Just don’t talk to him about food, especially Austin barbecue before his fight in Austin.
“The diet's the hardest part for me,” he admits. “I really don't mind taking my lumps and getting beat up, being tired, lumpy and sore, but then on top of that I have to eat food that I don't like. That's the part that sucks for me.”
Yet in true Vallie-Flagg fashion, he finds the silver lining.
“The cool part is that I look really good right now,” he laughs. “I'm shredded.”

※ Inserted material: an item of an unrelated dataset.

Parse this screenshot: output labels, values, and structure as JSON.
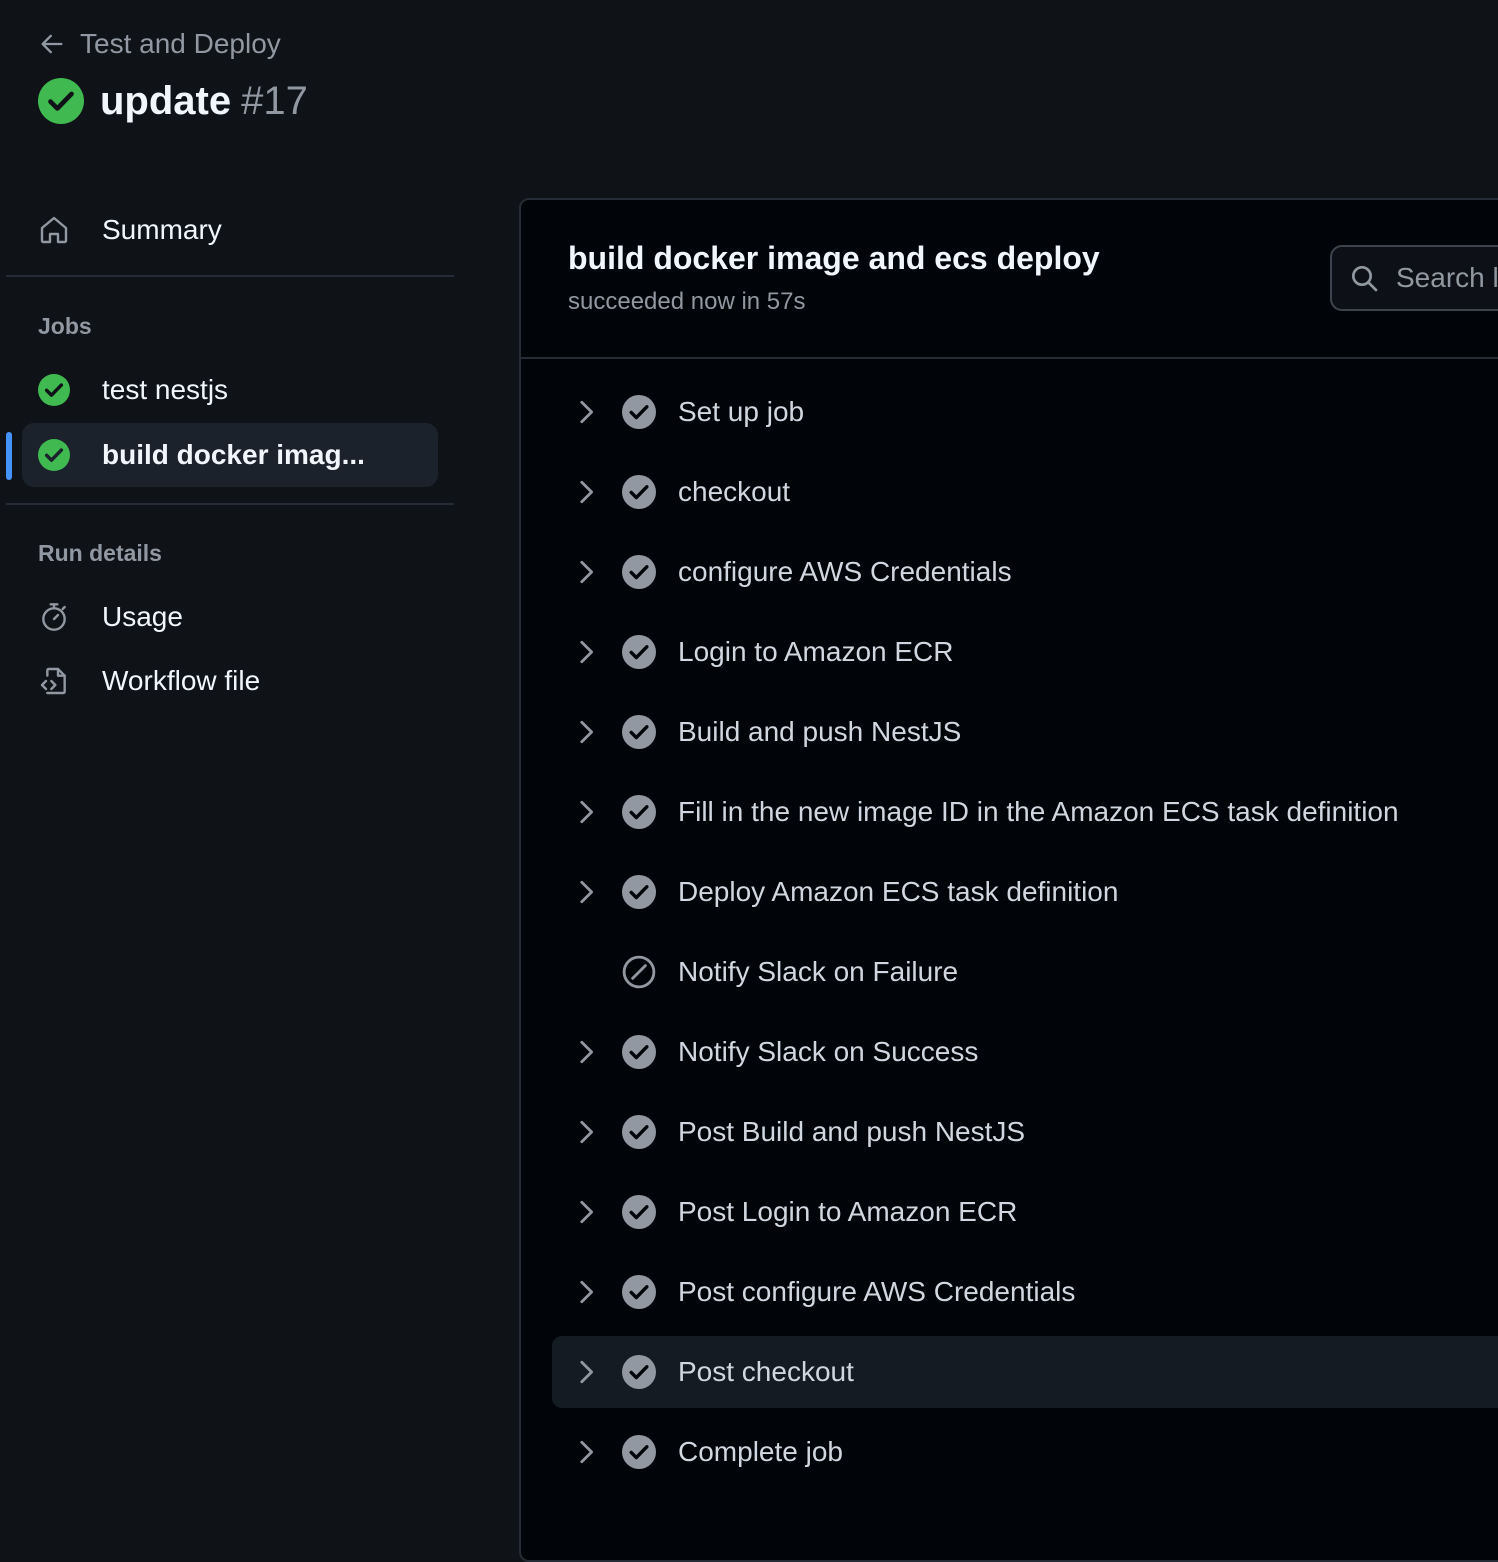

That probably won’t be the case on Monday morning after what he expects to be some festive victory celebrations at some of Austin’s finest eating establishments. But to get there he first has to deal with Wiman, the lightweight division’s enigma. When he’s on, the fighter formerly known at “Handsome Matt” is a tough out for anyone. But after nearly two years away from the sport, is he still that same fighter?
“I'm going into it expecting the best Matt Wiman that there is,” Vallie-Flagg said. “At one point, he took a year away from the sport and he came back throwing heat and looking good. So I'm expecting that Matt Wiman. I always think I'm gonna get the best version of somebody, especially with a kid like Wiman. He's very tough, very well-rounded, and he comes to fight all the time, even if there's time off. If I get bad Matt Wiman, hopefully I get a finish. If I get good Matt Wiman, we get Fight of the Night.”
Sounds like a plan either way, both followed by barbecue, lots of barbecue. That’s how you end a year.